MASSENA - Following the most difficult winter in recent memory, Massena Department of Public Works Superintendent Hassan A. Fayad said he and his crew will do the best job they can when it comes to fixing potholes in the village this spring.

“We’re going to do out best to get our streets in order,” Mr. Fayad said, noting Massena isn’t the only community facing issues with potholes.

“This isn’t just an issue in Massena or this region,” he said, noting that the state even supplied municipalities with additional aid this year to repair potholes, which are more prevalent than in the past as a result of the bitter 2013-2014 winter season.

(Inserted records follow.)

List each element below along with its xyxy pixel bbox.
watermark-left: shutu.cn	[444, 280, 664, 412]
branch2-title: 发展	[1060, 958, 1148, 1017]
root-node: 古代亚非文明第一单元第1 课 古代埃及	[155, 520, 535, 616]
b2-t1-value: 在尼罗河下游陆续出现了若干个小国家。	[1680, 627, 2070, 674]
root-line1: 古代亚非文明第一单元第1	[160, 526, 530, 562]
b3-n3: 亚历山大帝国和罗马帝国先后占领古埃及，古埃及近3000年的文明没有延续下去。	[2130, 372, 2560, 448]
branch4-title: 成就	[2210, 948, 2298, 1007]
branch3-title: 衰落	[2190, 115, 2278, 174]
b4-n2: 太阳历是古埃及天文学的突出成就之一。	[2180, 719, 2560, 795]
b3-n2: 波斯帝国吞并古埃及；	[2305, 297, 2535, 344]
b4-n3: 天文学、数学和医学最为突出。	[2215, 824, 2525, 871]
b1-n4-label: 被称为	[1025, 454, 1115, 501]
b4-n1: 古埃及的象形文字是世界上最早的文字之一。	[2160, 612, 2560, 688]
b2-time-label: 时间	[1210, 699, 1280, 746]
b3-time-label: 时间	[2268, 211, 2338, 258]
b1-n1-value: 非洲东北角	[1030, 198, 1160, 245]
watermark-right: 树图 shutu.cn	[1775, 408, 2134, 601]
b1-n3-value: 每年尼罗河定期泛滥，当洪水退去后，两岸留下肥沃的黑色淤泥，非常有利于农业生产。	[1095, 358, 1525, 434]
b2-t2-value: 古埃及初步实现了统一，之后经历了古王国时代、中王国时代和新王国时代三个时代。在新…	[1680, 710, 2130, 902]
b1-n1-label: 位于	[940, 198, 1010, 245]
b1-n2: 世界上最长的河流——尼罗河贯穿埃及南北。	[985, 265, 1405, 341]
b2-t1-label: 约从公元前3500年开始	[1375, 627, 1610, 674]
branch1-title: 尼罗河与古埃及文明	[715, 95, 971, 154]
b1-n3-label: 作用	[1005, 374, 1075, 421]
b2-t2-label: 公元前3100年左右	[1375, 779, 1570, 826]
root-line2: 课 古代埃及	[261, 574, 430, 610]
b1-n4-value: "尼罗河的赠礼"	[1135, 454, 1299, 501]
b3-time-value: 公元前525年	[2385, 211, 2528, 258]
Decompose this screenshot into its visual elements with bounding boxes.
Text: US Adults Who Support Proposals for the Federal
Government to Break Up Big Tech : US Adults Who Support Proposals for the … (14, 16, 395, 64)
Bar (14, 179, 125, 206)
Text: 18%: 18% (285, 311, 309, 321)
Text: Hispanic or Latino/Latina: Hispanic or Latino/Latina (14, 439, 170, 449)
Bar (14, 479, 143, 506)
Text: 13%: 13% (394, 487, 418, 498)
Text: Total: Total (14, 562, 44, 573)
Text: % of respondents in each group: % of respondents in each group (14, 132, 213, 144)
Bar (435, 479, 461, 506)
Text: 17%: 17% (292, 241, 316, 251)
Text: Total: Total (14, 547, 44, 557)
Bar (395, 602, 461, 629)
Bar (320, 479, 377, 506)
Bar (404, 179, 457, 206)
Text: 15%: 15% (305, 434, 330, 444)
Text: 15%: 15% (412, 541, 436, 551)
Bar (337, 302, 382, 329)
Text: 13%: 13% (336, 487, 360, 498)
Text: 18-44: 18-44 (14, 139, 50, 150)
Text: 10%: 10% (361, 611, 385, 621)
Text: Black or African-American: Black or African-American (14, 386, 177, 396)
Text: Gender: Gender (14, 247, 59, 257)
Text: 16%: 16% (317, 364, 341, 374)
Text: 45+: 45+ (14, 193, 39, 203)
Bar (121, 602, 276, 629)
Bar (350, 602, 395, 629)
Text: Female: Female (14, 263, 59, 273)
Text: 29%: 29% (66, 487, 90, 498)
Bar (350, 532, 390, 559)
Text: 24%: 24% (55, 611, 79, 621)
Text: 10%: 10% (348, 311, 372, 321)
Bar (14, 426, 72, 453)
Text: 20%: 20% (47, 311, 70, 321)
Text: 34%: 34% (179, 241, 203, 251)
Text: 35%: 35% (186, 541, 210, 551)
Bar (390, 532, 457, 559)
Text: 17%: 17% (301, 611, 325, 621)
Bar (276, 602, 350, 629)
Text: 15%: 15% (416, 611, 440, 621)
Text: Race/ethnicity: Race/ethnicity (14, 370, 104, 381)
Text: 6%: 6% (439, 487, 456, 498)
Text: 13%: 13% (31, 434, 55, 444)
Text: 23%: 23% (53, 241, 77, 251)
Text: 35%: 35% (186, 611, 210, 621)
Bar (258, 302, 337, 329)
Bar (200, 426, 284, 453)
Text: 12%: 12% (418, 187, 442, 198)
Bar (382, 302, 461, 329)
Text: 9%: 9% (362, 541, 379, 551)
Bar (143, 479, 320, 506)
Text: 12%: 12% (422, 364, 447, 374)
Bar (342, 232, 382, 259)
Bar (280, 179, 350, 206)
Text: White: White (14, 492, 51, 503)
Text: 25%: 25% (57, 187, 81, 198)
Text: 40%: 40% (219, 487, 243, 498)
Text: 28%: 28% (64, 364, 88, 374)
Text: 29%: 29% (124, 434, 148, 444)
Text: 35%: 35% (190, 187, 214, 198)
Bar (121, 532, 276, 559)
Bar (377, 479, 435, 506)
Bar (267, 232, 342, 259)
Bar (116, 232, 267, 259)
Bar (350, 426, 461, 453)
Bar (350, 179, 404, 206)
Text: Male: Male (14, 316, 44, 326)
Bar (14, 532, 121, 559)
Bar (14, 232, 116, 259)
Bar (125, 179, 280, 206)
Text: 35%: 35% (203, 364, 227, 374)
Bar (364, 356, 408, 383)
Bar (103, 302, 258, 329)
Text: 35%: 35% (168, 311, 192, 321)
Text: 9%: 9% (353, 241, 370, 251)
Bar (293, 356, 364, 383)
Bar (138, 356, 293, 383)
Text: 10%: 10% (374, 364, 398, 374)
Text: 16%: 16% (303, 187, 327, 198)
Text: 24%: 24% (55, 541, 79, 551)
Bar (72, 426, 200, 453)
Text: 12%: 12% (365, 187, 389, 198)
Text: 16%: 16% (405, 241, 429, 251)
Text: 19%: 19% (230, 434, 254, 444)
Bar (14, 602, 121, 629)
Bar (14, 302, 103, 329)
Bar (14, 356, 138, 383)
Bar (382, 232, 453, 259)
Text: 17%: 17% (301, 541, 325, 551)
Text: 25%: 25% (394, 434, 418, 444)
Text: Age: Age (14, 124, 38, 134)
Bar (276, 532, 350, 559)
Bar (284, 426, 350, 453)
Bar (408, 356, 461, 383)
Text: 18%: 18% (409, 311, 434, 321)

Massena’s take was an extra $24,000, which Mr. Fayad said he will put to good use.

“That’s going to assist us in patching and paving our streets,” he said.

To help provide a more long-term solution to the pothole problem, Mr. Fayad said the department is trying something new in areas where there is serious pothole damage.

“We’re going to take a new approach and grate out the really bad areas and then patch over it over with our paver,” he said. “This will be a great approach for the areas that are in really bad shape like Highland Park, Liberty Avenue and a few others.”

Mr. Fayad said now that “hot patch” is available, his crews will be able to begin working to restore the village’s streets.

Recognizing that his budget was cut significantly, Mr. Fayad said he will be the best he can with what resources he has available.

“We’re going to do our best to fix what’s out there with what we have, keeping in mind I can’t grossly exceed the money allocated for that,” he said.

Christine A. Premo, a partner in the JAC Towers ownership group, East Orvis Street, Massena, said the potholes have led to increased business for their automotive repair shop.

“It’s good for us, but it’s not good for people having to pay for unnecessary repairs,” she said. “The number of struts we have replaced has absolutely increased this year.”

Ms. Premo said there’s no doubt that the rough winter and potholes that followed are at least part of the blame.

“We have definitely seen increased business because of them (potholes),” she said. “The roads are definitely an issue and this past winter didn’t help.”